Time of Presentation
Saturday 13 May 2006 - 1530-1700
References
1. Benumof JL. Obesity, sleep apnea, the airway and anesthesia. Current Opinion in Anaesthesiology 2004; 17(1):21-30.
2. Young T. Peppard PE. Taheri S. Excess weight and sleep-disordered breathing. Journal of Applied Physiology 2005; 99(4):1592-9.
3. Young T. Peppard PE. Gottlieb DJ. Epidemiology of obstructive sleep apnea: a population health perspective. American Journal of Respiratory & Critical Care Medicine 2002; 165(9):1217-39.
4. American Society of Anesthesiologists taskforce report. Practice Guidelines for the Perioperative Management of Patients with Obstructive Sleep Apnea 2005. http://www.asahq.org/publicationsAndServices/sleepapnea103105.pdf
5. American Association of Sleep Medicine Clinical Practice Review Committee report. Upper Airway Management of the Adult Patient with Obstructive Sleep Apnea in the Perioperative Period – Avoiding Complications. Sleep 2003; 26(8):1060-5.

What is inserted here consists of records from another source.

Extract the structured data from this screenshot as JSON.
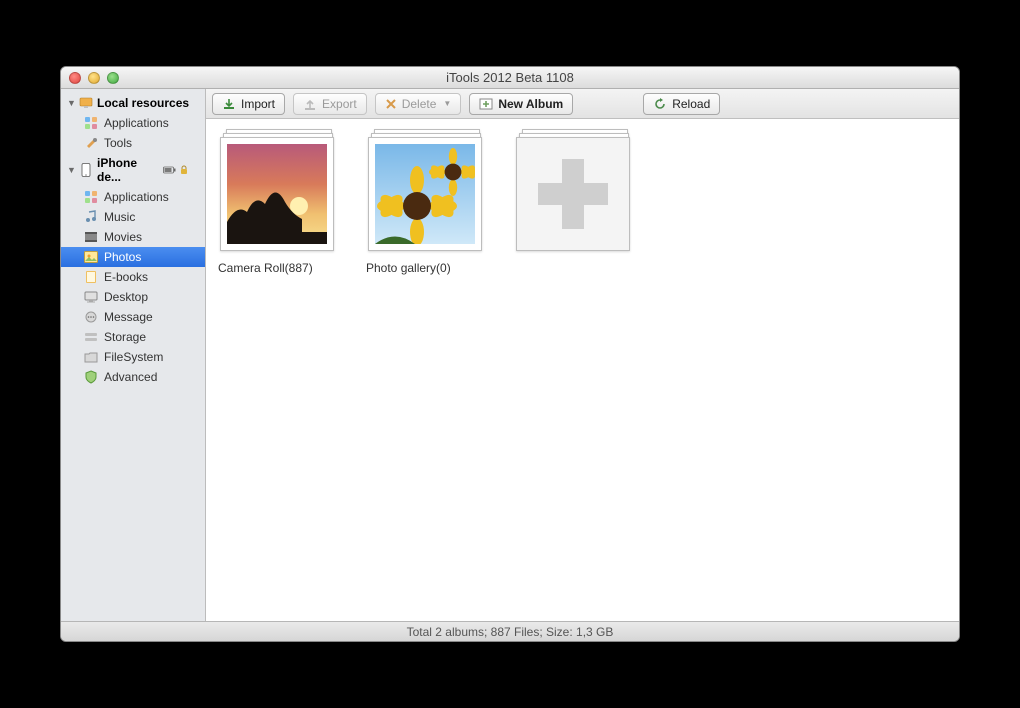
{
  "window": {
    "title": "iTools 2012 Beta 1108"
  },
  "sidebar": {
    "sections": [
      {
        "label": "Local resources",
        "items": [
          {
            "label": "Applications",
            "icon": "apps-icon"
          },
          {
            "label": "Tools",
            "icon": "tools-icon"
          }
        ]
      },
      {
        "label": "iPhone de...",
        "items": [
          {
            "label": "Applications",
            "icon": "apps-icon"
          },
          {
            "label": "Music",
            "icon": "music-icon"
          },
          {
            "label": "Movies",
            "icon": "movies-icon"
          },
          {
            "label": "Photos",
            "icon": "photos-icon",
            "selected": true
          },
          {
            "label": "E-books",
            "icon": "ebooks-icon"
          },
          {
            "label": "Desktop",
            "icon": "desktop-icon"
          },
          {
            "label": "Message",
            "icon": "message-icon"
          },
          {
            "label": "Storage",
            "icon": "storage-icon"
          },
          {
            "label": "FileSystem",
            "icon": "filesystem-icon"
          },
          {
            "label": "Advanced",
            "icon": "advanced-icon"
          }
        ]
      }
    ]
  },
  "toolbar": {
    "import": "Import",
    "export": "Export",
    "delete": "Delete",
    "new_album": "New Album",
    "reload": "Reload"
  },
  "albums": [
    {
      "label": "Camera Roll(887)",
      "type": "sunset"
    },
    {
      "label": "Photo gallery(0)",
      "type": "sunflower"
    },
    {
      "label": "",
      "type": "add"
    }
  ],
  "status": "Total 2 albums; 887 Files;  Size: 1,3 GB"
}
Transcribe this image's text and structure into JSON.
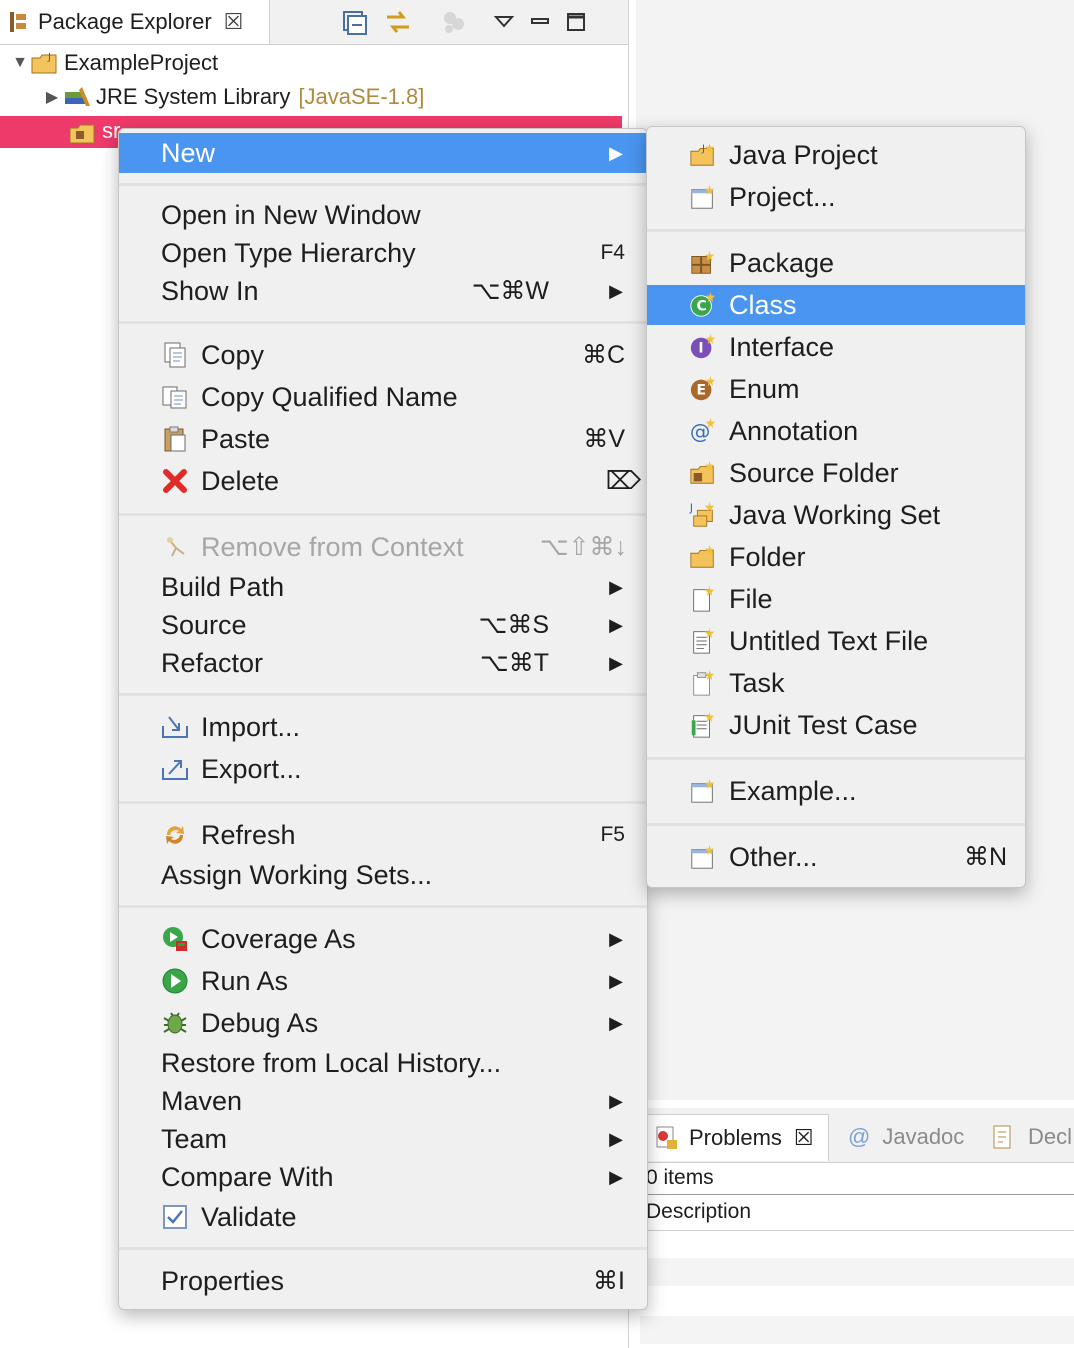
{
  "explorer": {
    "tab_title": "Package Explorer",
    "tree": {
      "project": "ExampleProject",
      "jre_label": "JRE System Library",
      "jre_version": "[JavaSE-1.8]",
      "selected_prefix": "sr"
    }
  },
  "context_menu": {
    "new": "New",
    "open_new_window": "Open in New Window",
    "open_type_hierarchy": "Open Type Hierarchy",
    "open_type_hierarchy_sc": "F4",
    "show_in": "Show In",
    "show_in_sc": "⌥⌘W",
    "copy": "Copy",
    "copy_sc": "⌘C",
    "copy_qualified": "Copy Qualified Name",
    "paste": "Paste",
    "paste_sc": "⌘V",
    "delete": "Delete",
    "delete_sc": "⌦",
    "remove_context": "Remove from Context",
    "remove_context_sc": "⌥⇧⌘↓",
    "build_path": "Build Path",
    "source": "Source",
    "source_sc": "⌥⌘S",
    "refactor": "Refactor",
    "refactor_sc": "⌥⌘T",
    "import": "Import...",
    "export": "Export...",
    "refresh": "Refresh",
    "refresh_sc": "F5",
    "assign_working_sets": "Assign Working Sets...",
    "coverage_as": "Coverage As",
    "run_as": "Run As",
    "debug_as": "Debug As",
    "restore_history": "Restore from Local History...",
    "maven": "Maven",
    "team": "Team",
    "compare_with": "Compare With",
    "validate": "Validate",
    "properties": "Properties",
    "properties_sc": "⌘I"
  },
  "submenu": {
    "java_project": "Java Project",
    "project": "Project...",
    "package": "Package",
    "class": "Class",
    "interface": "Interface",
    "enum": "Enum",
    "annotation": "Annotation",
    "source_folder": "Source Folder",
    "java_working_set": "Java Working Set",
    "folder": "Folder",
    "file": "File",
    "untitled_text_file": "Untitled Text File",
    "task": "Task",
    "junit_test_case": "JUnit Test Case",
    "example": "Example...",
    "other": "Other...",
    "other_sc": "⌘N"
  },
  "problems": {
    "tab_problems": "Problems",
    "tab_javadoc": "Javadoc",
    "tab_declaration": "Decl",
    "items": "0 items",
    "column_description": "Description"
  },
  "colors": {
    "menu_highlight": "#4a95f0",
    "selection_row": "#ee3a6a",
    "menu_bg": "#f0f0f0"
  }
}
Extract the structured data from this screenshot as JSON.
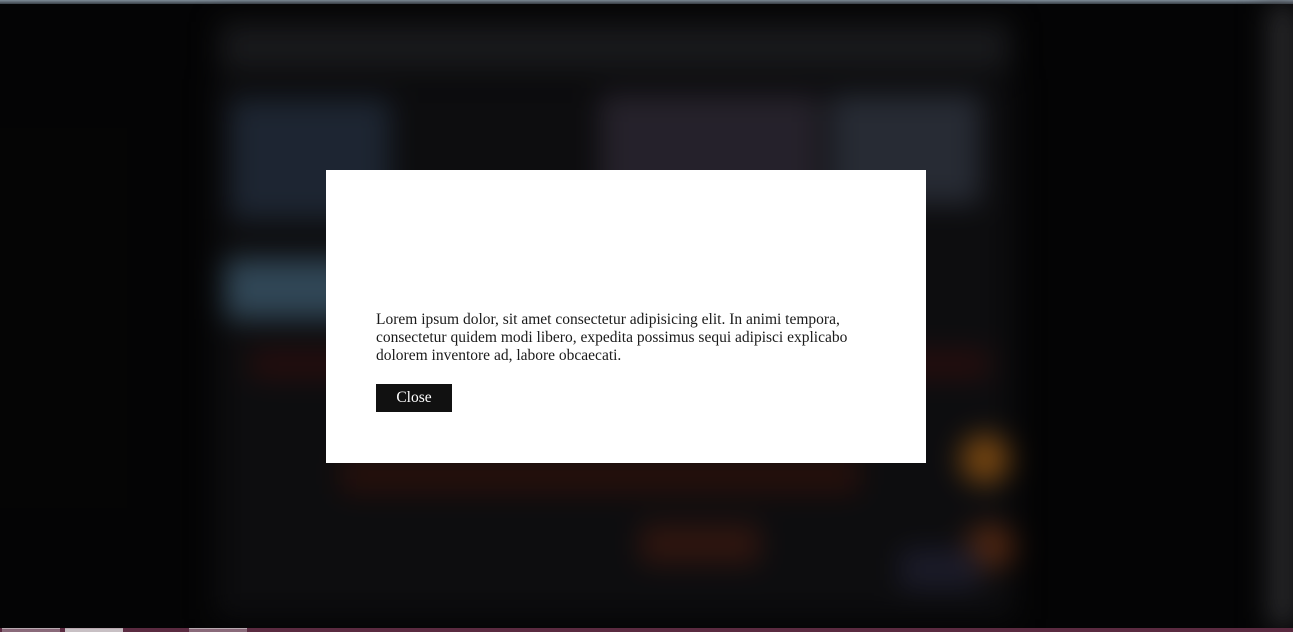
{
  "modal": {
    "body_text": "Lorem ipsum dolor, sit amet consectetur adipisicing elit. In animi tempora, consectetur quidem modi libero, expedita possimus sequi adipisci explicabo dolorem inventore ad, labore obcaecati.",
    "close_label": "Close"
  },
  "colors": {
    "overlay": "#000000",
    "modal_background": "#ffffff",
    "button_background": "#111111",
    "button_text": "#ffffff"
  }
}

6. Joshi GP. Are patients with obstructive sleep apnea suitable for ambulatory surgery? http://www.asahq.org/Newsletters/2006/01-06/joshi01_06.html
7. Sabers C. Plevak DJ. Schroeder DR. Warner DO. The diagnosis of obstructive sleep apnea as a risk factor for unanticipated admissions in outpatient surgery. Anesthesia & Analgesia 2003; 96(5):1328-35.